À court terme, les zones de risque les plus fréquemment citées dans les sondages réalisés par la Fed sont la situation du marché de l’immobilier commercial, les risques d’une persistance de l’inflation qui imposerait le maintien d’une politique monétaire restrictive et la survenance d’un nouvel épisode de perturbation dans le secteur bancaire. Le rapport cite enfin les risques liés à la situation de l’économie chinoise et aux tensions géopolitiques (Ukraine, Moyen-Orient).

 

La SEC propose d’uniformiser certains tarifs appliqués par les bourses

La Securities and Exchange Commission (SEC), l’autorité des marchés financiers, a publié le 18 octobre une proposition de règle qui vise à uniformiser les tarifs appliqués par les bourses quel que soient les volumes d’actions échangés. La proposition vise à (i) établir des règles concurrentielles plus justes entre acteurs, (ii) à éliminer les conflits d’intérêts entre le client final et l’intermédiaire et (iii) à établir une concurrence plus juste entre les bourses, dont certaines sont plus aptes que d’autres à proposer des tarifs attractifs pour les volumes importants.

Pour les ordres passés pour le compte d’un tiers, la proposition de règle interdirait les conditions tarifaires avantageuses (réductions des frais, rabais) appliquées par les bourses lorsque les volumes d’actions échangés franchissent certains seuils. Ainsi, il n’y aurait plus de différences de tarification entre les acteurs qui traitent des petits volumes d’ordres et ceux qui traitent des volumes importants.

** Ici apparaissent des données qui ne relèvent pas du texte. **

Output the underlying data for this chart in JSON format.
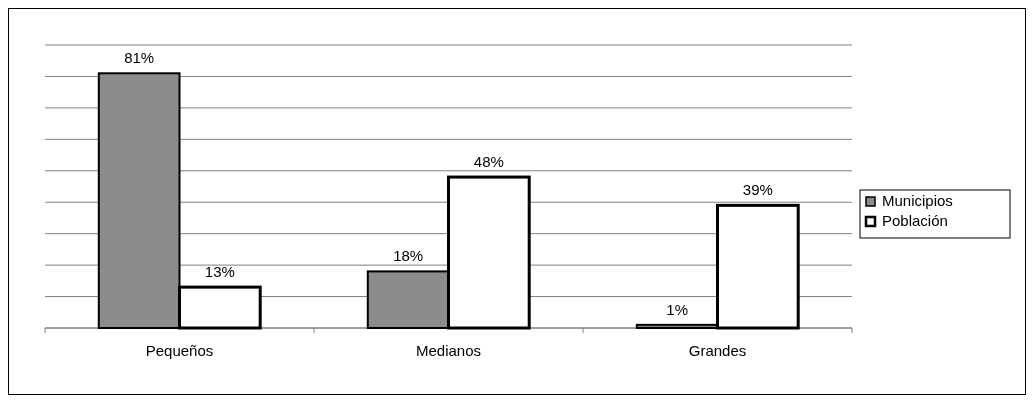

Le barème de tarification progressif resterait toutefois autorisé pour les ordres pour compte propre, sous condition d’un rehaussement des exigences de transparence. Les bourses devront ainsi transmettre à la SEC le nombre d’opérateurs pour compte propre éligibles à chacun de leurs seuils tarifaires. Ces informations seront par la suite rendues publiques. 

 

Les régulateurs bancaires publient des principes pour une meilleure gestion des risques financiers liés au climat

Les trois régulateurs bancaires (Fed, OCC et FDIC) ont conjointement publié le 24 octobre des principes de gestion des risques financiers liés au climat (climate-related financial risks) à destination des plus grandes institutions financières, dont les actifs consolidés dépassent 100 Md USD. Ces principes ont pour objectif de fournir aux institutions un cadre de gestion des risques cohérent et synthétique, qui reprend les règles déjà existantes et les dernières propositions des agences en la matière.

Les principes visent à soutenir les efforts des institutions financières dans l’amélioration de leurs pratiques de gestion des risques financiers climatiques physiques, liés aux effets directs du changement climatique (inondations, sècheresses, ouragans, etc.) et de transition, qui résultent des effets de la mise en place d’un modèle économique bas-carbone (changement du comportement des clients, etc.). Ils ciblent l’ensemble des leviers mobilisables au sein des institutions financières pour une meilleure gestion des risques (les pratiques de gouvernance ; la planification stratégique ; l’établissement de scénarios prédictifs climatiques ; la gestion des données, la mesure des risques et le reporting ; les politiques, les procédures et limites d’exposition aux risques).

Par ailleurs, les principes s’appliquent sur un périmètre prudentiel qui couvre les activités de crédit, de marché, les positions de liquidité, mais aussi les risques opérationnels, juridiques et de mise en conformité des institutions financières. Toutefois, ils ne constituent pas un cadre légal contraignant. La Fed précise qu’ils n’interdisent ni ne découragent les institutions financières à fournir des services bancaires à certains types de clients. La décision d'accorder ou non un prêt ou d'ouvrir, de fermer ou de maintenir un compte appartient à l'institution financière, pour autant qu'elle respecte les lois et règlements en vigueur.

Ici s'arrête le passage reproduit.